New seasonally-adjusted data from the U.S. Bureau of Labor Statistics showing employment numbers by industry for the month of April illustrate what unemployment insurance claims numbers had already hinted at: After years of expansion, the COVID-19 pandemic sent the economy careening downward. Total non-farm employment dropped about 13% from April 2019 to April 2020, representing more than 19 million lost jobs.
The worst-hit industries were, as expected, in the leisure and hospitality sector. That sector shrank 47% year over year, sloughing off 7.7 million workers. Measuring yearly trends, only two sectors saw employment increases; in monthly trends no sectors did.
Although budgets — set months and years in advance — would have appeared to offer something of a delaying effect when it comes to public-sector employment, the government lost workers as well. Total government employment, including federal agencies, the U.S. Postal Service and education, shrank 4% year over year.
“The solutions that counties have been implementing to serve residents have been hitting budgets hard — so, standing up field hospitals, buying up hotels and motels to protect the unsheltered, protecting the most vulnerable residents … those increased costs, combined with a reduction in revenues … it’s left counties in a tough spot. And we saw furloughs begin to happen within a few weeks of the beginning of COVID-19.”
When one breaks down the details of government employment, a clearer picture emerges: Local government and public education suffered the most. While the federal government (excluding the postal service) and state government (excluding education) actually saw year-over-year employment increases, state education jobs dropped 9%, local education shrank 5% and local government (excluding education) fell 4%.
Much of the impact has been because of trade-offs counties are forced to make to accommodate the new expenses, Zmuda said.
“In paying for overtime for (first responders and public health workers) … you have to find a way to balance the budget somehow, and that’s left behind workers who are not serving in those essential fields,” she said.
It’s possible the numbers will continue to drop for government employment in future data releases. Since losses in other industries generally mean fewer tax and fee revenues coming in for government, the shrinkage in April could hit government budgets in later months.
But it's also unclear to what extent some of the changes might be temporary — how much of the data reflects jobs that will come back as offices reopen, and how long it will take for the economy to recover.

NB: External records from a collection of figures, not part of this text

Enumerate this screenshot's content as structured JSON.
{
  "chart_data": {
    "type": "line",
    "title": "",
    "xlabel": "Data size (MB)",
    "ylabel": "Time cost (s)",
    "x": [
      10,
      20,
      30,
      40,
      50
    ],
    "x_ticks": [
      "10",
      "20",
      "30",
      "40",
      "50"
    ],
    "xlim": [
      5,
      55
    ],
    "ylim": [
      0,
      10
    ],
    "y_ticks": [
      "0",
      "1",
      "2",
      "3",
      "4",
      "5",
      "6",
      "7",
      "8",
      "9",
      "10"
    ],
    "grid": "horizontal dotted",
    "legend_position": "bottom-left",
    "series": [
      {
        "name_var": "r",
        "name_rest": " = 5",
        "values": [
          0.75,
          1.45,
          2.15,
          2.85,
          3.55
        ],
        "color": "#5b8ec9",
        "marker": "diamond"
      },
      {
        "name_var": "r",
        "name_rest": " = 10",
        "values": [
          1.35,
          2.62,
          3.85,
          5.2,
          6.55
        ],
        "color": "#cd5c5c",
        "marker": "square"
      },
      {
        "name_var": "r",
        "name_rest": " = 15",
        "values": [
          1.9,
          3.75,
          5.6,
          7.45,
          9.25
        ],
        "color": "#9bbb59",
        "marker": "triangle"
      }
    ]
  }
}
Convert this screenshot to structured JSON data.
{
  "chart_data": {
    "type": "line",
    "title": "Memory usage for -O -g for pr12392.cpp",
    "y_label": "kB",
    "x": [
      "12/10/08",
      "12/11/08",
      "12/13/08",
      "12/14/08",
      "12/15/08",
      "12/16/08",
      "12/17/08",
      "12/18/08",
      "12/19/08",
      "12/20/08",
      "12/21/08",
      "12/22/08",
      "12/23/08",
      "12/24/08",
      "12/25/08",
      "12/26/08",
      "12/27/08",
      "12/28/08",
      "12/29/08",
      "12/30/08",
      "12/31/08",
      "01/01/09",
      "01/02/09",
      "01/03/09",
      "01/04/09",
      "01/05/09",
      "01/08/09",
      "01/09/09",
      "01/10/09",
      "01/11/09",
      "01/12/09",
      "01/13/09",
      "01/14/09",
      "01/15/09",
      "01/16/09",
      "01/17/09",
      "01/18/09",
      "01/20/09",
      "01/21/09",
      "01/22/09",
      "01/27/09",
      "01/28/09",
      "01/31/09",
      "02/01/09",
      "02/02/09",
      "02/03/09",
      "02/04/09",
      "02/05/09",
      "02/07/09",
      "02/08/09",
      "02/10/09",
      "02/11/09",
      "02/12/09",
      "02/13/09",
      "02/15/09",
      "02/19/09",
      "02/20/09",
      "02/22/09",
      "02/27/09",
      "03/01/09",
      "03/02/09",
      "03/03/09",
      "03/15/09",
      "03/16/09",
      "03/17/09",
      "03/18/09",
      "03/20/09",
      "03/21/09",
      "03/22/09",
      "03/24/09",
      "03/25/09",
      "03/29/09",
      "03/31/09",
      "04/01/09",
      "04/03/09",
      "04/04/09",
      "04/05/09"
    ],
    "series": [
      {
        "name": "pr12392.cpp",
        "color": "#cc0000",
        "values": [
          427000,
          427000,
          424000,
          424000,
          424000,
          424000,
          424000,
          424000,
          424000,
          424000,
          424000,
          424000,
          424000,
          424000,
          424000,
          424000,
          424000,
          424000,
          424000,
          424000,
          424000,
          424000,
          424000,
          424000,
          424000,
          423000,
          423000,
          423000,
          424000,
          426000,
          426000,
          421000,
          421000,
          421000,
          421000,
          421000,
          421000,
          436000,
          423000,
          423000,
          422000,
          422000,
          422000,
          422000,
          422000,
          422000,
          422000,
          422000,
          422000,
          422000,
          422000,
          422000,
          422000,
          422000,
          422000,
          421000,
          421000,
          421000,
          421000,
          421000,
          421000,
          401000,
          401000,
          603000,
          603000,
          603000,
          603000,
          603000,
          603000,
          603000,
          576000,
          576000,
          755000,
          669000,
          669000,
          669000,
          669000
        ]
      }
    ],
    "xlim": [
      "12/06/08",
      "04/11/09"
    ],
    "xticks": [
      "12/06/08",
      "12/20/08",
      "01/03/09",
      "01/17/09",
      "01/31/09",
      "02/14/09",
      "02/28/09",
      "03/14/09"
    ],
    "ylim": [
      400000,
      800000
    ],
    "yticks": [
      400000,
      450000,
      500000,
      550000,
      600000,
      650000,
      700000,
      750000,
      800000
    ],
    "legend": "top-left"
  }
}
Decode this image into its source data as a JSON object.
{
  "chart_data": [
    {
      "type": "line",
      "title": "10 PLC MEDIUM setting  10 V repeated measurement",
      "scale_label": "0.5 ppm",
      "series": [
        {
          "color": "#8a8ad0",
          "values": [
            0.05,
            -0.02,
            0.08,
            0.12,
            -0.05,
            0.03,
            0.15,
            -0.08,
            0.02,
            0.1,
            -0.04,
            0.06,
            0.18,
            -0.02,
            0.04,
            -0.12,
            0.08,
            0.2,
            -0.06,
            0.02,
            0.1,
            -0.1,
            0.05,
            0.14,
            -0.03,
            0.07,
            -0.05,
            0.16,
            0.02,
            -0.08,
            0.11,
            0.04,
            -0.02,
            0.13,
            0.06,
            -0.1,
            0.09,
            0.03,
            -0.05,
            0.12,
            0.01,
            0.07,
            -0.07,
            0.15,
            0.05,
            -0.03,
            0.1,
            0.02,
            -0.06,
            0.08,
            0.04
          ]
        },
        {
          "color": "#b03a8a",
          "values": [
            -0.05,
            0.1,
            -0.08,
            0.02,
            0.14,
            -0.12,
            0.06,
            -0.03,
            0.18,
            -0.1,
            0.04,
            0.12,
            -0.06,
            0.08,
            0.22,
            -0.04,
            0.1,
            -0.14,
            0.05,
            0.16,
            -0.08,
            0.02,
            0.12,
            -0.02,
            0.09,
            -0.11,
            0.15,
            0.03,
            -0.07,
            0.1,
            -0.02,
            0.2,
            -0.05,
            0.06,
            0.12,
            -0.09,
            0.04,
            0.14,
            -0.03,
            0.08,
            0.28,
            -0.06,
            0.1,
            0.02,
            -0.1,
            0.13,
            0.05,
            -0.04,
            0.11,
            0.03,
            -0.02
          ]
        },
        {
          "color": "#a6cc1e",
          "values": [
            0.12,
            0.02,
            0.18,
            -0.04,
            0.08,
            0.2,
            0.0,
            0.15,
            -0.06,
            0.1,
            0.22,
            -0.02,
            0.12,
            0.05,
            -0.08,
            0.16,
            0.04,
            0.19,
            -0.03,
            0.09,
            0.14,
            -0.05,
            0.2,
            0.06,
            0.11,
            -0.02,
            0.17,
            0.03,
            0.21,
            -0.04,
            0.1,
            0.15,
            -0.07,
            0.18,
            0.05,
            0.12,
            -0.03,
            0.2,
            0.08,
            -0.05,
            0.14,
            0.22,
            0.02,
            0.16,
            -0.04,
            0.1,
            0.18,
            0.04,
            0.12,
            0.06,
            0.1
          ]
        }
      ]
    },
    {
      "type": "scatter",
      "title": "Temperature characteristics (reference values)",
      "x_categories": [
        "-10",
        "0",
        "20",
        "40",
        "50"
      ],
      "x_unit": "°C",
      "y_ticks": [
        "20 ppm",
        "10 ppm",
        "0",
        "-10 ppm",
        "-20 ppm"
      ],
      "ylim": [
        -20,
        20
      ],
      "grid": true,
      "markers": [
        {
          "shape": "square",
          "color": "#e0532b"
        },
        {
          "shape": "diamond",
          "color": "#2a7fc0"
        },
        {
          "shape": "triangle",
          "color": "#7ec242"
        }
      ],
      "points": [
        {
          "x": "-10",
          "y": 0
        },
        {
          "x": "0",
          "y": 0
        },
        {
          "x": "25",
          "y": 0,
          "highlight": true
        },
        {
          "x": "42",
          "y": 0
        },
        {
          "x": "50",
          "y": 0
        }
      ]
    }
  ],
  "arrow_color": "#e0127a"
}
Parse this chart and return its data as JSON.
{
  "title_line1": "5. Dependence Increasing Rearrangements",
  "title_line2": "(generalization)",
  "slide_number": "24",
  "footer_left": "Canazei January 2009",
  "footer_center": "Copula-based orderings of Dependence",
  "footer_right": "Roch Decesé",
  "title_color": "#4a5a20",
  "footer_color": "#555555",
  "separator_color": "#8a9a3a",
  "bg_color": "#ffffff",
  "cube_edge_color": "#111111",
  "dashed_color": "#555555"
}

“It’s certainly still uncertain what the costs will be,” Zmuda said.
NACo is projecting a $144 billion hit to county budgets nationwide in the next 18 months, reflecting both increased costs and lost revenues. The organization is asking for more assistance from the federal government, since the CARES Act only gave direct aid to local governments with populations greater than 500,000.
“That’s about 137 counties out of 3,000 eligible for direct aid in the CARES Act,” Zmuda said.
They would also benefit from greater flexibility in that funding, she said. The CARES Act’s direct funding was set aside specifically for increased costs, rather than lost revenue, which limits what localities can do with it.
“Flexibility … encompasses the ability to inject quick funds where needed,” she said.